Il Made in Italy è ora un marchio globale. Perché pensa che lo sia e perché Salvatori rientra in questa categoria?
Penso che le persone amino il Made in Italy perché è sinonimo di grande design, nel senso più ampio del termine. Ciò che intendo dire abbraccia sia il lato estetico che funzionale. Ovviamente, se non ci fosse la qualità a supportare queste caratteristiche parleremmo del nulla. È un mix perfetto di qualità e design. Salvatori racchiude e valorizza entrambi gli aspetti. Prima di uscire dallo stabilimento, ogni prodotto viene controllato e verificato con mano. Naturalmente il punto principale è che deve essere bello!
La sostenibilità e il rispetto per l’ambiente sono sulla bocca di tutti e ogni marchio usa queste parole. Quanto sono importanti per voi e cosa fa concretamente Salvatori per fare la differenza?

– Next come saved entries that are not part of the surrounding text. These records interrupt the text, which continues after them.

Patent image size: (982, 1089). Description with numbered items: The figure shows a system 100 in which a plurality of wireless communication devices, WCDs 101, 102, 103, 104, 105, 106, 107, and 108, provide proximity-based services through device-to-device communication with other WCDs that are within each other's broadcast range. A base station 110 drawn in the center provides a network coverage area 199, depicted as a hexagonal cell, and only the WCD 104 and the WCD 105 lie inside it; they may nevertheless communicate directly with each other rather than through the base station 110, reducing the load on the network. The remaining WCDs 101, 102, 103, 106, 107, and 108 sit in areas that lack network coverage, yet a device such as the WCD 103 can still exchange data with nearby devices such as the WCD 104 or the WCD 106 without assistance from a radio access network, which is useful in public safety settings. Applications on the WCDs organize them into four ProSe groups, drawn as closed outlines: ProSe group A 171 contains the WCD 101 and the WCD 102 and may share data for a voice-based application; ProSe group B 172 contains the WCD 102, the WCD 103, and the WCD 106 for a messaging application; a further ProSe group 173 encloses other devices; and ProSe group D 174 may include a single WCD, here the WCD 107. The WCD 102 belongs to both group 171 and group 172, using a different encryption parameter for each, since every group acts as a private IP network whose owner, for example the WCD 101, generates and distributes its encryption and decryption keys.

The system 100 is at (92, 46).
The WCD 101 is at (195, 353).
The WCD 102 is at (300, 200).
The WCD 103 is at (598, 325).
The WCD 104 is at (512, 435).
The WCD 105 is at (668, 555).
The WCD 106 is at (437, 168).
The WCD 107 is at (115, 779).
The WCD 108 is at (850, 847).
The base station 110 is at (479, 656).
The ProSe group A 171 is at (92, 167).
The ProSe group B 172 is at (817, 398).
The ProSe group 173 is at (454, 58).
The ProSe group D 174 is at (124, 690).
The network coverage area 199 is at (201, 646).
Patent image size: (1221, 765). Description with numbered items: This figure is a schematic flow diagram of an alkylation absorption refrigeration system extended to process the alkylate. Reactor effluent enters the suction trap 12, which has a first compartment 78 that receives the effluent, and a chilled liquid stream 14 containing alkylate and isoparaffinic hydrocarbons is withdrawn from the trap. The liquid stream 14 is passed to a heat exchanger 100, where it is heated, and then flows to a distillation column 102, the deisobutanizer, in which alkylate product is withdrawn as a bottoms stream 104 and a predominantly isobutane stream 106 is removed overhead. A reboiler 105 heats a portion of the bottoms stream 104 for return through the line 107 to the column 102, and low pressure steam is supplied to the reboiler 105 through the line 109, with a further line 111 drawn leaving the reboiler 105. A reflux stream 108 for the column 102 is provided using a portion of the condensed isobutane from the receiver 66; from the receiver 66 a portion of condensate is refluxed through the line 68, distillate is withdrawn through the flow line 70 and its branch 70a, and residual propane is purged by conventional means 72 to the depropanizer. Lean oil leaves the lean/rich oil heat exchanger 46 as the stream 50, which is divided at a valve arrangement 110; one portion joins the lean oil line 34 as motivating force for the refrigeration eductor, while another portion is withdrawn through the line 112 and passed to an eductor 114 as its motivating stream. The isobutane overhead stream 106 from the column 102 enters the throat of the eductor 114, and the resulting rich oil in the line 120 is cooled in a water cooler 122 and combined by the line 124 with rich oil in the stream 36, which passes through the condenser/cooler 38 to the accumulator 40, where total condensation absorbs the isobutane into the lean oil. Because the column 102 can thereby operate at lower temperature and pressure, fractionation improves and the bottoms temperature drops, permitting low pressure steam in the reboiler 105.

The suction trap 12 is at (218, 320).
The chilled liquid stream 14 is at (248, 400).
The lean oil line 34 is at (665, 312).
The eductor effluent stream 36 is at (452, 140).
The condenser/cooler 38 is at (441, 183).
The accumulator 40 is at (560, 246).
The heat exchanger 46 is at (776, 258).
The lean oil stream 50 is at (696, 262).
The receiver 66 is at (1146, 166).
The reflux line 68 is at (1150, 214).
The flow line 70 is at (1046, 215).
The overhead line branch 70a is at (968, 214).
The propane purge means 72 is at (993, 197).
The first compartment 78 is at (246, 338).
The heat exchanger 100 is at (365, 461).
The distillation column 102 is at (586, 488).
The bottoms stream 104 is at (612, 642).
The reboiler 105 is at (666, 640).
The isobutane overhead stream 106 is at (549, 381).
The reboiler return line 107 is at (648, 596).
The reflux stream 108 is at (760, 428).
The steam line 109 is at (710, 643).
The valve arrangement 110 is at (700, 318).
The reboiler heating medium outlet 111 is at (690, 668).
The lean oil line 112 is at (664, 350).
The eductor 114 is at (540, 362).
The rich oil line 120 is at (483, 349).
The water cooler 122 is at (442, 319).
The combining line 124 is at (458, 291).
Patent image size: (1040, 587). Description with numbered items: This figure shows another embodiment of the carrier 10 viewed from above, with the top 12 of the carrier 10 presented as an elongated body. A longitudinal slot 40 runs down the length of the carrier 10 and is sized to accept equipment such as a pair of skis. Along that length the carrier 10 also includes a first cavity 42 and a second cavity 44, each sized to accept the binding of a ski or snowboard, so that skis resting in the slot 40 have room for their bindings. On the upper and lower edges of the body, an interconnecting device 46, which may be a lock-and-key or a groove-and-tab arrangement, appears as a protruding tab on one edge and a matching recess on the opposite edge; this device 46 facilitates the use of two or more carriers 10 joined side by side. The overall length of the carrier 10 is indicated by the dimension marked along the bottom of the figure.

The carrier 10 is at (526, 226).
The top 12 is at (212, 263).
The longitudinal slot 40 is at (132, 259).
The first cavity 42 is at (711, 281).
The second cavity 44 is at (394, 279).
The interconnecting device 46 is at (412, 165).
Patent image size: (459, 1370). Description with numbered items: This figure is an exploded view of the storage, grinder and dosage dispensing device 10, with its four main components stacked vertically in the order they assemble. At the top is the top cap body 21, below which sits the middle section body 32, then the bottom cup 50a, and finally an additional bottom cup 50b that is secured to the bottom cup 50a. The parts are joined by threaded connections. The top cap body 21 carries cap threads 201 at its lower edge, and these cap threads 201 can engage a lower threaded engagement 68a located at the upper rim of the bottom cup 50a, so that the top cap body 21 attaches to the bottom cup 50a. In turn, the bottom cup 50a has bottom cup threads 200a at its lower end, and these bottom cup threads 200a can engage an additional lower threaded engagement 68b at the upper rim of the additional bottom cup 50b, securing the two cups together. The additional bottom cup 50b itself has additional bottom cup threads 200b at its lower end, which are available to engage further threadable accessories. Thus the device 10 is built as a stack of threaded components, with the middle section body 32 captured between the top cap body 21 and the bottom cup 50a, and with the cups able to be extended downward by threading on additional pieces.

Come ho detto prima, crediamo fermamente nella sostenibilità. Ho parlato di alcuni dei nostri prodotti, ma sono anche le azioni quotidiane che facciamo che sono volte a ridurre l’impatto che, sia come azienda, sia come individui, abbiamo sull’ambiente. È un processo lungo, non è come “spuntare una casella” di un elenco di cose da fare per poi non pensarci più. Facciamo grandi cose come riciclare la pietra e l’acqua e lavoriamo sodo per introdurre soluzioni alternative agli imballaggi che siano ecologiche e con certificazione FSC, ma anche piccole cose come l’aver bandito le bottiglie e i bicchierini di plastica del caffè dagli uffici: ogni piccolo gesto si somma a un altro ed è questo insieme che fa la differenza.
Riduciamo l’uso della carta puntando sui cataloghi elettronici e riducendo il numero di stampati. È stata un’iniziativa non facile perché nei settori del design e del lusso, un bel catalogo stampato viene visto come una specie di biglietto da visita per i brand di fascia alta.
Nel mondo di oggi dominato dalla produzione di massa e dalla tecnologia, quanto è difficile trovare un equilibrio fra rispondere alla richiesta in aumento dei vostri prodotti e mantenere l’approccio artigianale del lavoro manuale?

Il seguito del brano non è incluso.